About DARZALEX (daratumumab)
DARZALEX (daratumumab) injection for intravenous infusion is indicated in the United States in combination with bortezomib, melphalan and prednisone for the treatment of patients with newly diagnosed multiple myeloma who are ineligible for autologous stem cell transplant; in combination with lenalidomide and dexamethasone, or bortezomib and dexamethasone, for the treatment of patients with multiple myeloma who have received at least one prior therapy; in combination with pomalidomide and dexamethasone for the treatment of patients with multiple myeloma who have received at least two prior therapies, including lenalidomide and a proteasome inhibitor (PI); and as a monotherapy for the treatment of patients with multiple myeloma who have received at least three prior lines of therapy, including a PI and an immunomodulatory agent, or who are double-refractory to a PI and an immunomodulatory agent.5 DARZALEX is the first monoclonal antibody (mAb) to receive U.S. Food and Drug Administration (U.S. FDA) approval to treat multiple myeloma. DARZALEX is indicated in Europe in combination with bortezomib, melphalan and prednisone for the treatment of adult patients with newly diagnosed multiple myeloma who are ineligible for autologous stem cell transplant; for use in combination with lenalidomide and dexamethasone, or bortezomib and dexamethasone, for the treatment of adult patients with multiple myeloma who have received at least one prior therapy; and as monotherapy for the treatment of adult patients with relapsed and refractory multiple myeloma, whose prior therapy included a PI and an immunomodulatory agent and who have demonstrated disease progression on the last therapy. The option to split the first infusion of DARZALEX over two consecutive days has been approved in both Europe and the U.S. In Japan, DARZALEX is approved in combination with lenalidomide and dexamethasone, or bortezomib and dexamethasone, for treatment of adults with relapsed or refractory multiple myeloma. DARZALEX is the first human CD38 monoclonal antibody to reach the market. For more information, visit www.DARZALEX.com.

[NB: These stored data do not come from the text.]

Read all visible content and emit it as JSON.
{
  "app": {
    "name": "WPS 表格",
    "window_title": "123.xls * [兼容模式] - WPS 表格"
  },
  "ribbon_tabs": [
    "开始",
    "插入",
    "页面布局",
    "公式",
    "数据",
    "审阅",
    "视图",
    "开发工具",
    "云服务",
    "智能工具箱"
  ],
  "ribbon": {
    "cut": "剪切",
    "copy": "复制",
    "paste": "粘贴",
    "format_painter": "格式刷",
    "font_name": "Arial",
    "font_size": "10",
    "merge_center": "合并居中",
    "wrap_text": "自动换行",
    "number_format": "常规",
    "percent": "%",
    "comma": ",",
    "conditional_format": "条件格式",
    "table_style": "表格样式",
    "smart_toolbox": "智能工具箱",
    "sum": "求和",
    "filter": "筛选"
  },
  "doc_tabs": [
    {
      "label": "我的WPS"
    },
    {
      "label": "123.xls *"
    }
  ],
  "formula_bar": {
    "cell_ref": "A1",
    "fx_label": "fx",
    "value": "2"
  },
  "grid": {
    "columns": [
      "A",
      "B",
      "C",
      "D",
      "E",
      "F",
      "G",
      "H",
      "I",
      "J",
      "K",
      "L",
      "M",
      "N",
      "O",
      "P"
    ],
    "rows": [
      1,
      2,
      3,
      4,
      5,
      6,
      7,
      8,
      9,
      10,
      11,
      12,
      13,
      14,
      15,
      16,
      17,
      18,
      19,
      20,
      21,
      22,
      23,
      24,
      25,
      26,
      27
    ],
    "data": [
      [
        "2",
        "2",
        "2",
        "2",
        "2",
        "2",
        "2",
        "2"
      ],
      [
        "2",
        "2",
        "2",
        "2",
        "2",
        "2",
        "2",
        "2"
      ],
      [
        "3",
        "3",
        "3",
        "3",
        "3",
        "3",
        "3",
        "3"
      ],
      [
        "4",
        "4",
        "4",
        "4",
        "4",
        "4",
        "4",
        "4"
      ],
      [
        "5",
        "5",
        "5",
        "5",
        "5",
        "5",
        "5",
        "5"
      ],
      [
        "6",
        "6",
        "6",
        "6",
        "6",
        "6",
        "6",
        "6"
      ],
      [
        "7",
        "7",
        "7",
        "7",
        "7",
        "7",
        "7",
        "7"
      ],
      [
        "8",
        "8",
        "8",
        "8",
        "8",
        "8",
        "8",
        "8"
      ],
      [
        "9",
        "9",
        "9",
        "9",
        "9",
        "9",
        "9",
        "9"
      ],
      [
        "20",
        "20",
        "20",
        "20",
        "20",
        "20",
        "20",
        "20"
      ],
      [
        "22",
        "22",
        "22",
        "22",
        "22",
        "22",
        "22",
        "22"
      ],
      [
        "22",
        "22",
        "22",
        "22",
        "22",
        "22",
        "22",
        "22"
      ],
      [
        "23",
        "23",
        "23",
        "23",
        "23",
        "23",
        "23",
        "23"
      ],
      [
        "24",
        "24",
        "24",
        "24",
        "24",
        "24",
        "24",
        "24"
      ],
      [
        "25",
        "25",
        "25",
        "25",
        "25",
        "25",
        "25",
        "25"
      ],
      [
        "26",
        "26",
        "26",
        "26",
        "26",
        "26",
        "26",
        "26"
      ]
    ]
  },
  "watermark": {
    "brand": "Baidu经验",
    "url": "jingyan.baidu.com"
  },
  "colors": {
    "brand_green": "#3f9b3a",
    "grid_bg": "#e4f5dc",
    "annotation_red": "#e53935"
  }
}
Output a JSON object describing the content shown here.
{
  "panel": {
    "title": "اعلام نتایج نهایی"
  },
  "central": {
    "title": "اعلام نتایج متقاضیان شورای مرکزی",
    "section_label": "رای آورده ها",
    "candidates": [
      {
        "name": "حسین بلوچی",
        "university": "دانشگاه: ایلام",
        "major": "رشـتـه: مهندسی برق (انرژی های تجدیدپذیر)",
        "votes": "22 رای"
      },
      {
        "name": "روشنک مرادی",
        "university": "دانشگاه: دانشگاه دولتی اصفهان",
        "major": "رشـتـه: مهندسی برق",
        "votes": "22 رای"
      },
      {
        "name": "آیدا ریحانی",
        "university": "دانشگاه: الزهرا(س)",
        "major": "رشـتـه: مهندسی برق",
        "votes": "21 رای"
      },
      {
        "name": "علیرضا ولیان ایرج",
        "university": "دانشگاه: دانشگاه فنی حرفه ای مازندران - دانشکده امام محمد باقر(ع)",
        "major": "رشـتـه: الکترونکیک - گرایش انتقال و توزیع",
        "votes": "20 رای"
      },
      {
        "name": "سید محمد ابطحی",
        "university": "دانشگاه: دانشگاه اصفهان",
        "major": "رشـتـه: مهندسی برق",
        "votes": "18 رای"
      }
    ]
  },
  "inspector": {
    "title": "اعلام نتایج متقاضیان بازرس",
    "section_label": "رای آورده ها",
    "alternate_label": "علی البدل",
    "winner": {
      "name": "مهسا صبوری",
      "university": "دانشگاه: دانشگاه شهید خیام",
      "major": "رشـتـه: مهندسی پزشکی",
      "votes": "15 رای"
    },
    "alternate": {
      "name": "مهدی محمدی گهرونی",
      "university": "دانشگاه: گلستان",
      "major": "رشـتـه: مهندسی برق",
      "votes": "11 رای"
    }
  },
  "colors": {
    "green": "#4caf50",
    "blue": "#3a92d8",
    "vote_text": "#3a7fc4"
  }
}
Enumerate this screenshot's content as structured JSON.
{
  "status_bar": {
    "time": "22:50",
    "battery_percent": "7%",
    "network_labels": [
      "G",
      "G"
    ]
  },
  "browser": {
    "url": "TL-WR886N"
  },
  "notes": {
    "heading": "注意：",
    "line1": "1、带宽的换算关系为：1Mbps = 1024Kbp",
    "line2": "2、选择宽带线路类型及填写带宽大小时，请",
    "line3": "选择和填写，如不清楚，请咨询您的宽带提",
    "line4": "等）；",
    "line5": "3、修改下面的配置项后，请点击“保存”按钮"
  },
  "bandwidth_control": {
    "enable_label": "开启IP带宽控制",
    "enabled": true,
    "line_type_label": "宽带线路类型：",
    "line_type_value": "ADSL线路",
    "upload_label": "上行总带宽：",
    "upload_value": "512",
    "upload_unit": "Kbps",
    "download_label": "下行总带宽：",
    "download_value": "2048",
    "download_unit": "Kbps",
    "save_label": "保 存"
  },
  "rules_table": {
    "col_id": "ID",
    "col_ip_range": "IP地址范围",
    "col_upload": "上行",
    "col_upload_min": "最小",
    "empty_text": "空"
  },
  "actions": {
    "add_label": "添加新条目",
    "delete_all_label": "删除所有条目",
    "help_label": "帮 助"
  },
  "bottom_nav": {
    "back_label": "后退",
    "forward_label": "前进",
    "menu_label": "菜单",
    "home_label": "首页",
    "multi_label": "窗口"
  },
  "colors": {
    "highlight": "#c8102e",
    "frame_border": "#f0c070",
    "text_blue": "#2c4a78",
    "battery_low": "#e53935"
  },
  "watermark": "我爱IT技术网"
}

Daratumumab is a human IgG1k monoclonal antibody (mAb) that binds with high affinity to the CD38 molecule, which is highly expressed on the surface of multiple myeloma cells. Daratumumab triggers a person’s own immune system to attack the cancer cells, resulting in rapid tumor cell death through multiple immune-mediated mechanisms of action and through immunomodulatory effects, in addition to direct tumor cell death, via apoptosis (programmed cell death).5,6,7,8,9

Daratumumab is being developed by Janssen Biotech, Inc. under an exclusive worldwide license to develop, manufacture and commercialize daratumumab from Genmab. A comprehensive clinical development program for daratumumab is ongoing, including multiple Phase III studies in smoldering, relapsed and frontline multiple myeloma settings and in amyloidosis. Additional studies are ongoing or planned to assess the potential of daratumumab in other malignant and pre-malignant diseases, such as NKT-cell lymphoma, B and T-ALL. Daratumumab has received two Breakthrough Therapy Designations from the U.S. FDA, for multiple myeloma, as both a monotherapy and in combination with other therapies.